Critères de sélection et de surveillance au sein des forces spéciales
Ian BrossatCRCE-K
Sénateur — Paris
La question
M. Ian Brossat attire l'attention de M. le ministre des armées sur une situation troublante révélée par le magazine « Marianne », au sujet d'un ancien militaire soupçonné d'être impliqué dans le meurtre d'un rugbyman argentin.
Il apparaît que cet ancien militaire a non seulement réussi à intégrer une unité d'élite de l'armée, mais qu'il a également été impliqué dans des opérations de haute importance, malgré le fait qu'il était fiché « S » pour « atteinte à la sûreté de l'État », en raison de ses affiliations avec l'extrême droite radicale.
Cette révélation soulève de sérieuses questions quant aux critères de sélection et de surveillance au sein de nos forces spéciales.
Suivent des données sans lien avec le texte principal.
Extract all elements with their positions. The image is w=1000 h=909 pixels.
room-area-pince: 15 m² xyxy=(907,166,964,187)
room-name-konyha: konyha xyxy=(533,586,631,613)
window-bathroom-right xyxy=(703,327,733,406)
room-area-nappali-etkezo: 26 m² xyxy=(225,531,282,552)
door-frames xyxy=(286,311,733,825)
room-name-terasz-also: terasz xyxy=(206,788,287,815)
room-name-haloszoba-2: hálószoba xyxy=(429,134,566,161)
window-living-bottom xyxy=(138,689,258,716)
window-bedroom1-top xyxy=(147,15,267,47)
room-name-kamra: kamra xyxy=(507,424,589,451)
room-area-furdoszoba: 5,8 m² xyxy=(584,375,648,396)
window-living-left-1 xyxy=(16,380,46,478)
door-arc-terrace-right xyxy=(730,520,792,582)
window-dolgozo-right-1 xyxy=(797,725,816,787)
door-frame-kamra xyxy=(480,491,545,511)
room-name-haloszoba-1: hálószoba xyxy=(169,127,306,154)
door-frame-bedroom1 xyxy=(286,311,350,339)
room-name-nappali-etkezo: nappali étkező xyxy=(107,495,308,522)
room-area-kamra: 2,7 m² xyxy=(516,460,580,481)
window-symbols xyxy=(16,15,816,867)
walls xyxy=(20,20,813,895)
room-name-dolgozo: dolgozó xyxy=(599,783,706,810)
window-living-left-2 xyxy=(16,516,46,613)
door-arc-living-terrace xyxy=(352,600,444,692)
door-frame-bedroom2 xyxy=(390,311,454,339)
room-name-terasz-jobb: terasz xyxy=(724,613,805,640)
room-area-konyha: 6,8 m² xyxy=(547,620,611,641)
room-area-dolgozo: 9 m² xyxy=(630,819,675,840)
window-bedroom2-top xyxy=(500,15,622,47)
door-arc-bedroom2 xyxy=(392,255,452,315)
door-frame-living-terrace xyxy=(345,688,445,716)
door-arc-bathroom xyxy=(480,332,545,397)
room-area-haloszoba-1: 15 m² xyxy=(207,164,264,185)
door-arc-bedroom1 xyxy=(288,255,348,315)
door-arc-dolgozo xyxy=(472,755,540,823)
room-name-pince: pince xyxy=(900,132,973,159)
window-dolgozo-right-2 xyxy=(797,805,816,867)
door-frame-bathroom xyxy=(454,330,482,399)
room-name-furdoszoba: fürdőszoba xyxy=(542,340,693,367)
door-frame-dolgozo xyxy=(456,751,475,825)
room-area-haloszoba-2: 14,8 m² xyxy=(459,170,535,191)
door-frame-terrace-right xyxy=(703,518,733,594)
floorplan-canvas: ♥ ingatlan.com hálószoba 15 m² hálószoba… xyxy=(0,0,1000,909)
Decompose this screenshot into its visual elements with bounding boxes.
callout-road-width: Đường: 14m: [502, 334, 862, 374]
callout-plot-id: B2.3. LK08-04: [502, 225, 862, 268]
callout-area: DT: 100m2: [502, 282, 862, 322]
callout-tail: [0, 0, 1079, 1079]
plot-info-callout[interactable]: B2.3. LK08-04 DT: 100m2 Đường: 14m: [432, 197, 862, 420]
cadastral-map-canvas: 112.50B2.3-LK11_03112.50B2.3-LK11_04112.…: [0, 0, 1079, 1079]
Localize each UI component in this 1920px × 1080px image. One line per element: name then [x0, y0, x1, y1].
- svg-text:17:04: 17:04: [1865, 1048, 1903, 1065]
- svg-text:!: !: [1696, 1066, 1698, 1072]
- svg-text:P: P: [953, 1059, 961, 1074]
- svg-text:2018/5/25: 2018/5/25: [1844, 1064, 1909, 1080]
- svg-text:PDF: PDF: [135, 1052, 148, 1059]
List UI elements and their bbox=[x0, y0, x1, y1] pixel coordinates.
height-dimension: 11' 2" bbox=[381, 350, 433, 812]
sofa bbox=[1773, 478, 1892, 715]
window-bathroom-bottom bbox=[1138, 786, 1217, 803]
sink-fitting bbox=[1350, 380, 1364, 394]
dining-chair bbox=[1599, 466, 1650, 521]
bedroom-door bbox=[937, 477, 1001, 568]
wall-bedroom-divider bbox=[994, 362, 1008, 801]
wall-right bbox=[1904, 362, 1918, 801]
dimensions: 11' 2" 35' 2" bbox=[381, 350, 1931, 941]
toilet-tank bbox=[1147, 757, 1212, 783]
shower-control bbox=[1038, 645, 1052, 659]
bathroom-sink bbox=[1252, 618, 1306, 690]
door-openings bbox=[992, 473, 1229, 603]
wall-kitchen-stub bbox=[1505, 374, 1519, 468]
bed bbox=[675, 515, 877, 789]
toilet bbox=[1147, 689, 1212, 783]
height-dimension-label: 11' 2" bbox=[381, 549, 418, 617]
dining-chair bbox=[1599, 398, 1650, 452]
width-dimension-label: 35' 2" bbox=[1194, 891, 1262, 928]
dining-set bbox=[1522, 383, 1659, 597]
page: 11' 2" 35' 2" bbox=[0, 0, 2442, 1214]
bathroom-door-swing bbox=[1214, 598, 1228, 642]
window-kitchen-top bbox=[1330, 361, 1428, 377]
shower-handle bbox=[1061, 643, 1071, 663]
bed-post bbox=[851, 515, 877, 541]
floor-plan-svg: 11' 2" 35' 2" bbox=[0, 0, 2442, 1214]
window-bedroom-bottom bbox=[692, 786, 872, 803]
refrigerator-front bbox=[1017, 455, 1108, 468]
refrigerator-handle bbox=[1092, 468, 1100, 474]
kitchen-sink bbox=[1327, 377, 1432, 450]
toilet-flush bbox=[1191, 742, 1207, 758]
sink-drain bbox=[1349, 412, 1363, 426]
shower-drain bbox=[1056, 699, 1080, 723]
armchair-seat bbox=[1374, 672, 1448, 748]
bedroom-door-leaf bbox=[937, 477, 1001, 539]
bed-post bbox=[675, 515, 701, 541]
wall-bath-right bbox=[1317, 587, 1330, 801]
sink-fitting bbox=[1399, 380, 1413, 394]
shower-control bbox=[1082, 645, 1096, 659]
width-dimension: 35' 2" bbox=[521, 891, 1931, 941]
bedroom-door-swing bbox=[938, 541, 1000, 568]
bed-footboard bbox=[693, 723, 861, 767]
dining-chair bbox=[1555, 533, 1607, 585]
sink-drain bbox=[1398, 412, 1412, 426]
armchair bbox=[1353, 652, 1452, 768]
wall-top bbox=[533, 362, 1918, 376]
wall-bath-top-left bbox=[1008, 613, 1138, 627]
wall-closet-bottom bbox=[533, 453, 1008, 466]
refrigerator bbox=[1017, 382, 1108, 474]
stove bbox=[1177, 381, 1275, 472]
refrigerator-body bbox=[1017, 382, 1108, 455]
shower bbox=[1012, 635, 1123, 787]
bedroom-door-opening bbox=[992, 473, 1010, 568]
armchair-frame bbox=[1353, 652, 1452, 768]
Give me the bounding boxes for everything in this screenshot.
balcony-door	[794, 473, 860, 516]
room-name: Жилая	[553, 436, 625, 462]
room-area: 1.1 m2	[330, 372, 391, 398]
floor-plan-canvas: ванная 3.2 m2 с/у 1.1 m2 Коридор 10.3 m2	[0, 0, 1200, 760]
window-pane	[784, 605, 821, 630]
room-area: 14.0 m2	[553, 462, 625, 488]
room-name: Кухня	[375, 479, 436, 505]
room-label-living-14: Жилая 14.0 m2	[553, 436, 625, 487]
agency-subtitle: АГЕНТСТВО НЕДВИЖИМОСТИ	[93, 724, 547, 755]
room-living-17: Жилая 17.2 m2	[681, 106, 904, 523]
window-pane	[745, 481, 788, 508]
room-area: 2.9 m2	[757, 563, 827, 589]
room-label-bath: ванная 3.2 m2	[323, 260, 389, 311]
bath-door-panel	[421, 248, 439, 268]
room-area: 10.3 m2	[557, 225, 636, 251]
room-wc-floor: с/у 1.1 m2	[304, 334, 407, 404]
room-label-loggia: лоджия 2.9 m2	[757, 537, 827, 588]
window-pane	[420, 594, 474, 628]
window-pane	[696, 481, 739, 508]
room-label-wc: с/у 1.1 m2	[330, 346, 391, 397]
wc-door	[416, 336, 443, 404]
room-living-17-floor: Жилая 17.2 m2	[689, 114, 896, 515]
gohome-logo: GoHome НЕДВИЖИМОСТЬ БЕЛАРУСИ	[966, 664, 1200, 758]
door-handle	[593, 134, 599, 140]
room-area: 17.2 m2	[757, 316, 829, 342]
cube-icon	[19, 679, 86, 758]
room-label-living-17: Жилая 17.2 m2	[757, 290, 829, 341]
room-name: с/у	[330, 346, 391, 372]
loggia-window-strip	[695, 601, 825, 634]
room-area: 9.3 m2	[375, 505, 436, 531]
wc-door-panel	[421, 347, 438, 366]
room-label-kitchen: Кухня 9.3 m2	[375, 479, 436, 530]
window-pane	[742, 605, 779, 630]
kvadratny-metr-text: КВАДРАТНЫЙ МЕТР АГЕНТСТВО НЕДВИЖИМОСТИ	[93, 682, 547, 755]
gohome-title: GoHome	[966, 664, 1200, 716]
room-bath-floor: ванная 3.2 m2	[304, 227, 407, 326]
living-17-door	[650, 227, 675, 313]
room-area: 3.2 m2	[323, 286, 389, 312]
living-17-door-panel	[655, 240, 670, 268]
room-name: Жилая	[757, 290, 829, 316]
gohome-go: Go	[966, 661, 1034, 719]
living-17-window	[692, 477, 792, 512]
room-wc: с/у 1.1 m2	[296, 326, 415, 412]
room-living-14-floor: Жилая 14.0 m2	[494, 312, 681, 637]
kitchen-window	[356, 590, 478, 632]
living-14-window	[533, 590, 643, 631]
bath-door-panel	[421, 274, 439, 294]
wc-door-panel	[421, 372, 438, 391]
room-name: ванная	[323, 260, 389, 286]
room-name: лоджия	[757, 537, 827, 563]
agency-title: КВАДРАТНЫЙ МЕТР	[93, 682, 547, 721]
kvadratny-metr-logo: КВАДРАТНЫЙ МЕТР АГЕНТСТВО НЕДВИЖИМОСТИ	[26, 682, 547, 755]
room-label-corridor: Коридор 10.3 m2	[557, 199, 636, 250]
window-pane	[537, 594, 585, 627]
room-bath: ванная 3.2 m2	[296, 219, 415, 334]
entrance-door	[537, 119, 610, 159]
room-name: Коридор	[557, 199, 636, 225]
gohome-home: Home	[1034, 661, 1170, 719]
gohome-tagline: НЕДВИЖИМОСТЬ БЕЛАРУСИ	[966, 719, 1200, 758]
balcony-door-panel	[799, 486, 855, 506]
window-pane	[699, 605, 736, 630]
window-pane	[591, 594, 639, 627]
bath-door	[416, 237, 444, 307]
Comment se fait-il qu'une personne identifiée comme une potentielle menace à la sûreté de l'État puisse non seulement être admise dans une unité d'élite, mais aussi participer à des opérations hautement sensibles ?
C'est pourquoi il lui demande quelles actions sont envisagées pour renforcer les protocoles existants afin de garantir que les individus fichés « S », ne puissent pas intégrer nos forces armées.
⏳ Cette question n'a pas encore reçu de réponse du gouvernement.